I tsked. "We didn't try before. What, you mean, more beer?"
"If that's what it takes, but I'm thinking more. I'm willing."
Something protective reared in me. "I don't think so. Too many cowboys."
"What does that mean?"
"They always try to charm you." Somehow I sounded drunk again, to myself. Never a good feeling for controlling one's words.
One corner of his mouth turned up. "They never try to charm me."
"Well, they try to charm me. But I'm not easily persuaded. Ask Ferg."
"All cowboys?" His voice went all light and flirty, like I should know the answer to this one.
Unfortunately, I didn't. My voice hitched. "I—don't know."
"Maybe it's too soon for the more. If you want, I could join you on the couch and promise to just hold you tonight. A start toward more."
"Yeah, well, if you do that, neither of us will get any sleep. I am fully conversant on biology."
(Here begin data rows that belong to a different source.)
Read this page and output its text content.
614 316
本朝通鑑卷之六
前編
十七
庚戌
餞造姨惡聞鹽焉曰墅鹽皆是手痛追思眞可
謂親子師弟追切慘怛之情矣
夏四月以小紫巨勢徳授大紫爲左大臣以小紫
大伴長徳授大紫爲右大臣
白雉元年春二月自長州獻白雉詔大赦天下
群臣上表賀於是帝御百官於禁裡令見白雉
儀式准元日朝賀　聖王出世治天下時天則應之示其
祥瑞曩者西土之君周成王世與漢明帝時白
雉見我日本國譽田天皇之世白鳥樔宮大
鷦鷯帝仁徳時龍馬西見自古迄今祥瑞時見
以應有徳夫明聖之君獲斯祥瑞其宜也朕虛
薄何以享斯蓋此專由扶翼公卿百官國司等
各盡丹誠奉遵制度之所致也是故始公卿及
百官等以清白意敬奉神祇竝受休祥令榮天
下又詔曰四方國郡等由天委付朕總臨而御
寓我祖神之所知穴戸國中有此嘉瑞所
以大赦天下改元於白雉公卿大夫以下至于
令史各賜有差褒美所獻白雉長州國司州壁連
"Neither of us may, anyway."
Where did this flirty side erupt from? My eyes must have gotten big.
He gave that cryptic Walt smile. "You're safe with me, Vic. You know I'll always keep you safe. You know I've tried to before."
I thought about him fighting the duel with Chance, about the midnight motel visit to Gorski, of him waltzing Branch into a jail cell away from my throat after Branch had marked it.
"Maybe. But—can you keep you safe?"
His head turned, eyes narrowed, and glinted in the dark. His words were very soft. "Maybe I don't want to be?"
That lobbed the ball back into my court. I had to decide what I wanted, whether I could trust him with my heart, whether there was anything left in the ashes.
That was the real question, wasn't it?